First Latina Selected to Lead National Principals Group

One of the nation’s major school leadership organizations will notch a historic first with its selection of a new leader to take on the top post in 2024.

Raquel Martinez, a principal in Washington state, will take over this month as the president-elect of the National Association of Secondary School Principals—meaning that, come August next year, she’ll be the first Latina to lead the organization as its president.

Martinez, the principal of Stevens Middle School in Pasco, Wash., for the last five years, said she was humbled and grateful for the opportunity to lead the group, which provides professional development and support to thousands private and public middle and secondary school principals and lobbies on their behalf. NASSP also oversees the National Honor Society.

Martinez’s mid-year appointment is unusual. She replaces Aaron Huff, the principal at Benjamin Bosse High School in Evansville, Illinois, who had stepped into the president’s role after then-President Kip Motta, departed last November for personal reasons, according to the association. Martinez will finish out Huff’s term as president-elect and start her own full-term this summer.

Martinez has worked in education for 17 years, spending a decade as a biology teacher and three years as an assistant principal. She’s also served as a bilingual facilitator and has held leadership positions within the NASSP, including serving as chair of the organization’s governance committee.

“I am blessed and humbled by this opportunity to serve our school and student leaders as NASSP’s president-elect,” Martinez said in the announcement, adding that the group’s “mission to transform education through leadership resonates with me on a deeply personal level.”

“I will work tirelessly as a voice for my fellow principals and advocate for our students,” she said.

Motivated by students

Martinez threw her hat in the ring for the president position last year after she attended the association’s student mental health summit in Virginia and was asked to sit at a table with bilingual students, to help translate.

She would not forget the students’ reaction to meeting her.

“They were like, ‘You’re Latina? You speak Spanish? And you’re a principal? And you’re here at the national level?’” Martinez recalled. “I was so moved by that.”

Principals can get bogged down in the day-to-dayness of their school leadership duties that they can forget the impact they have, she said.

“I know I impacted them,” she said, but the experience also affected her.

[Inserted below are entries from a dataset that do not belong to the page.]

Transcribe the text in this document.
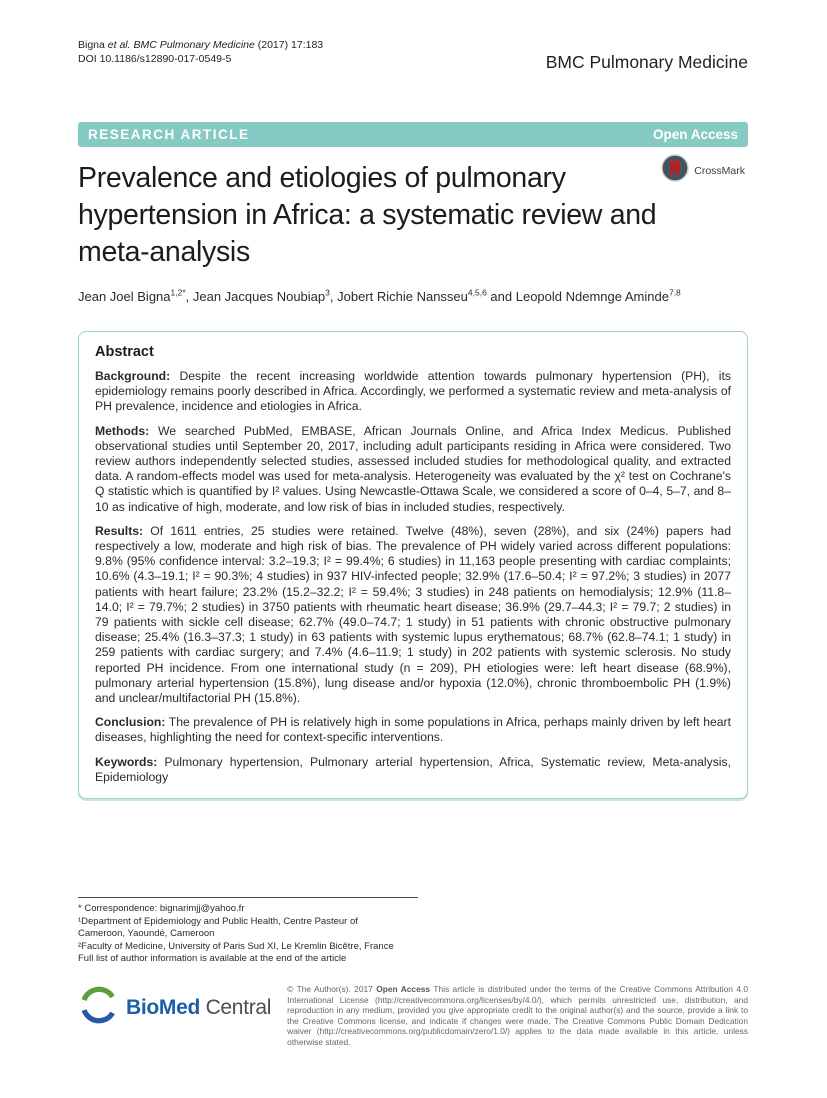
Bigna et al. BMC Pulmonary Medicine (2017) 17:183
DOI 10.1186/s12890-017-0549-5	BMC Pulmonary Medicine
RESEARCH ARTICLE	Open Access
CrossMark
Prevalence and etiologies of pulmonary hypertension in Africa: a systematic review and meta-analysis
Jean Joel Bigna$^{1,2*}$, Jean Jacques Noubiap$^3$, Jobert Richie Nansseu$^{4,5,6}$ and Leopold Ndemnge Aminde$^{7,8}$
Abstract

Background: Despite the recent increasing worldwide attention towards pulmonary hypertension (PH), its epidemiology remains poorly described in Africa. Accordingly, we performed a systematic review and meta-analysis of PH prevalence, incidence and etiologies in Africa.

Methods: We searched PubMed, EMBASE, African Journals Online, and Africa Index Medicus. Published observational studies until September 20, 2017, including adult participants residing in Africa were considered. Two review authors independently selected studies, assessed included studies for methodological quality, and extracted data. A random-effects model was used for meta-analysis. Heterogeneity was evaluated by the χ² test on Cochrane's Q statistic which is quantified by I² values. Using Newcastle-Ottawa Scale, we considered a score of 0–4, 5–7, and 8–10 as indicative of high, moderate, and low risk of bias in included studies, respectively.

Results: Of 1611 entries, 25 studies were retained. Twelve (48%), seven (28%), and six (24%) papers had respectively a low, moderate and high risk of bias. The prevalence of PH widely varied across different populations: 9.8% (95% confidence interval: 3.2–19.3; I² = 99.4%; 6 studies) in 11,163 people presenting with cardiac complaints; 10.6% (4.3–19.1; I² = 90.3%; 4 studies) in 937 HIV-infected people; 32.9% (17.6–50.4; I² = 97.2%; 3 studies) in 2077 patients with heart failure; 23.2% (15.2–32.2; I² = 59.4%; 3 studies) in 248 patients on hemodialysis; 12.9% (11.8–14.0; I² = 79.7%; 2 studies) in 3750 patients with rheumatic heart disease; 36.9% (29.7–44.3; I² = 79.7; 2 studies) in 79 patients with sickle cell disease; 62.7% (49.0–74.7; 1 study) in 51 patients with chronic obstructive pulmonary disease; 25.4% (16.3–37.3; 1 study) in 63 patients with systemic lupus erythematous; 68.7% (62.8–74.1; 1 study) in 259 patients with cardiac surgery; and 7.4% (4.6–11.9; 1 study) in 202 patients with systemic sclerosis. No study reported PH incidence. From one international study (n = 209), PH etiologies were: left heart disease (68.9%), pulmonary arterial hypertension (15.8%), lung disease and/or hypoxia (12.0%), chronic thromboembolic PH (1.9%) and unclear/multifactorial PH (15.8%).

Conclusion: The prevalence of PH is relatively high in some populations in Africa, perhaps mainly driven by left heart diseases, highlighting the need for context-specific interventions.

Keywords: Pulmonary hypertension, Pulmonary arterial hypertension, Africa, Systematic review, Meta-analysis, Epidemiology

* Correspondence: bignarimjj@yahoo.fr
¹Department of Epidemiology and Public Health, Centre Pasteur of
Cameroon, Yaoundé, Cameroon
²Faculty of Medicine, University of Paris Sud XI, Le Kremlin Bicêtre, France
Full list of author information is available at the end of the article
BioMed Central
© The Author(s). 2017 Open Access This article is distributed under the terms of the Creative Commons Attribution 4.0 International License (http://creativecommons.org/licenses/by/4.0/), which permits unrestricted use, distribution, and reproduction in any medium, provided you give appropriate credit to the original author(s) and the source, provide a link to the Creative Commons license, and indicate if changes were made. The Creative Commons Public Domain Dedication waiver (http://creativecommons.org/publicdomain/zero/1.0/) applies to the data made available in this article, unless otherwise stated.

The daughter of farm workers who moved from Mexico to Washington state, Martinez hopes she’ll be an example for Latino students and other students of color as well as Latino and Latina educators and other educators of color.

She knows how much representation matters. In her own school community, where Spanish is the primary home language, parents are often in disbelief—but they also display a huge level of comfort—when they realize that their school leader is Hispanic and bilingual.

“‘Es la directora? You’re the principal?’” is a question she gets a lot from parents.

“Even with parents you’re more relatable,” she said. “You can talk to them in their own language. It provides an opportunity, a safe place for them to ask questions about what the education system is doing. It’s completely different. You’re much more approachable.”

Martinez hopes to draw on her background as a child of migrant farmworkers—who also worked on the farms herself—and growing up in poverty to help others understand the challenges that students from low-income households face, but also programs and initiatives that can help students succeed academically.

There’s been a big push to increase diversity in the educator workforce over all, and school leadership in particular. While the majority of students enrolled in public schools are students of color, 77 percent of public school principals identify as white. Only nine percent were Hispanic in the 2020-21 school year, according to the most recent federal data.

Martinez hopes that having a leader of color in such a visible position—visiting schools and leading advocacy on the association’s behalf—would help teachers and principals of color in the profession. She’s also looking for opportunities to mentor fellow school leaders of color.

Ronn Nozoe, the organization’s CEO, called Martinez a “visionary and collaborative leader.”

“We know she has the experience, character and passion needed to advocate for an equitable system that works for all students and educators,” he said.

The organization is also looking for principals to fill five one-year seats on its board, beginning on Aug. 1.